箱子看着不重,可他走几步就要停下来喘口气,脚步有些虚浮。
白暮雪注意到他的脸色不太好,嘴唇发白,额角有一层薄薄的汗。
“林公子!”
她忍不住走上去,“你……你不舒服吗?”
林凡抬头看见她,愣了一下,随即摇头:“没什么,昨晚看书看得晚了些,没睡好。”
白暮雪哪里信他。
她伸手去接他肩上的箱子,却被他避开了。
“白姑娘,这箱子脏,别碰。”
“我不嫌脏。”
她执意接过箱子,入手才发现比想象中沉得多——里头除了笔墨纸砚,还塞着好几本厚厚的书。
她差点没拿稳,踉跄了一步。
林凡赶紧伸手扶住她的手臂,手刚碰到她衣袖又像被烫了似的缩了回去。
“小心。”
他轻声说,耳朵尖红了。
白暮雪装作没看到,把箱子抱在怀里,往他的摊位走去。
“白姑娘,这……这怎么使得……” “你帮我搬案几,我帮你搬箱子,这叫互帮互助。
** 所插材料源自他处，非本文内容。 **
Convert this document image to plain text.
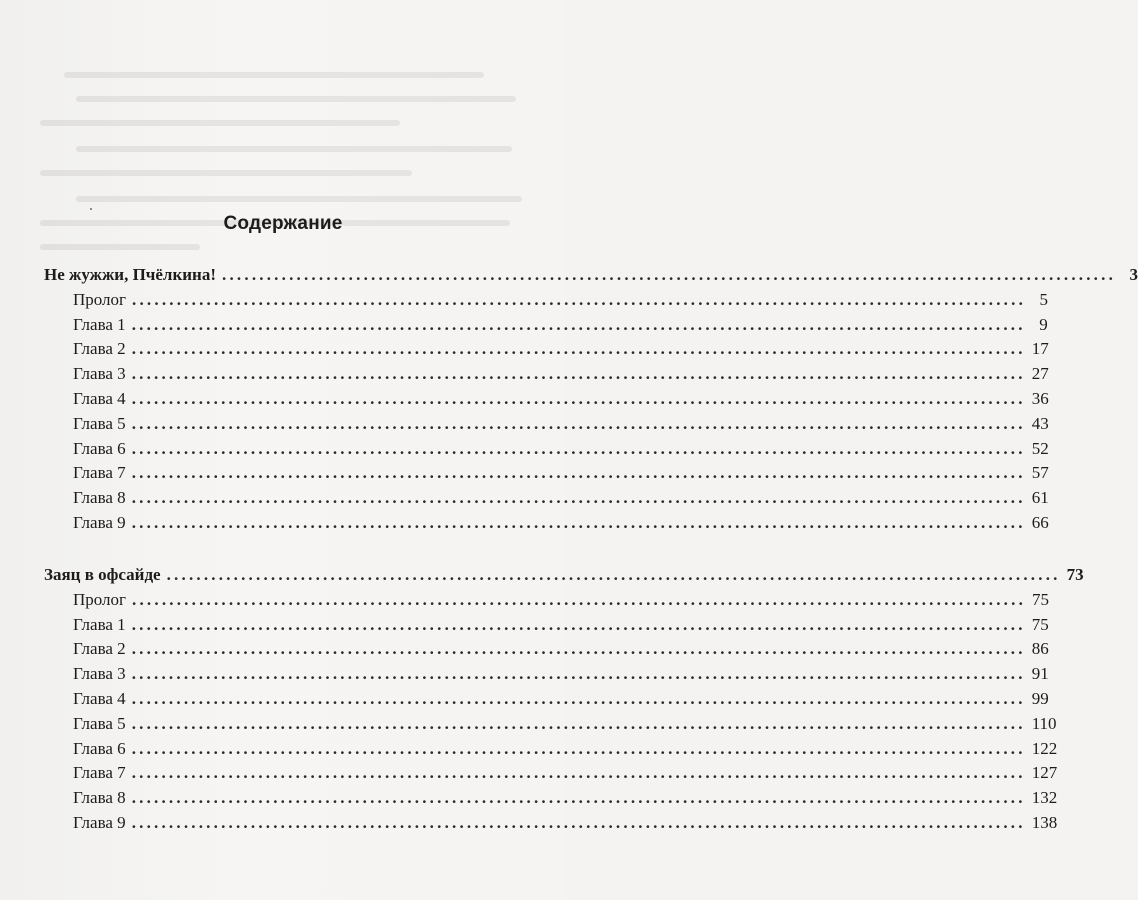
Содержание
Не жужжи, Пчёлкина! ........................................................................................................................ 3
Пролог ........................................................................................................................ 5
Глава 1 ........................................................................................................................ 9
Глава 2 ........................................................................................................................ 17
Глава 3 ........................................................................................................................ 27
Глава 4 ........................................................................................................................ 36
Глава 5 ........................................................................................................................ 43
Глава 6 ........................................................................................................................ 52
Глава 7 ........................................................................................................................ 57
Глава 8 ........................................................................................................................ 61
Глава 9 ........................................................................................................................ 66
Заяц в офсайде ........................................................................................................................ 73
Пролог ........................................................................................................................ 75
Глава 1 ........................................................................................................................ 75
Глава 2 ........................................................................................................................ 86
Глава 3 ........................................................................................................................ 91
Глава 4 ........................................................................................................................ 99
Глава 5 ........................................................................................................................ 110
Глава 6 ........................................................................................................................ 122
Глава 7 ........................................................................................................................ 127
Глава 8 ........................................................................................................................ 132
Глава 9 ........................................................................................................................ 138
”
她头也不回地说,“快走吧,好位子要被别人占了。”
林凡站在原地,看着她抱着箱子走在前面的背影。
晨光洒在她身上,映得她整个人都发着光。
他忽然笑了,弯腰搬起案几,跟了上去。
那天他们一起摆好了摊,林凡要请她吃炊饼,白暮雪嫌路边摊不干净,不肯吃。
林凡便跑去王婆婆那里借了碗热水,又把自己仅有的两块桂花糕用干净的纸包好递给她。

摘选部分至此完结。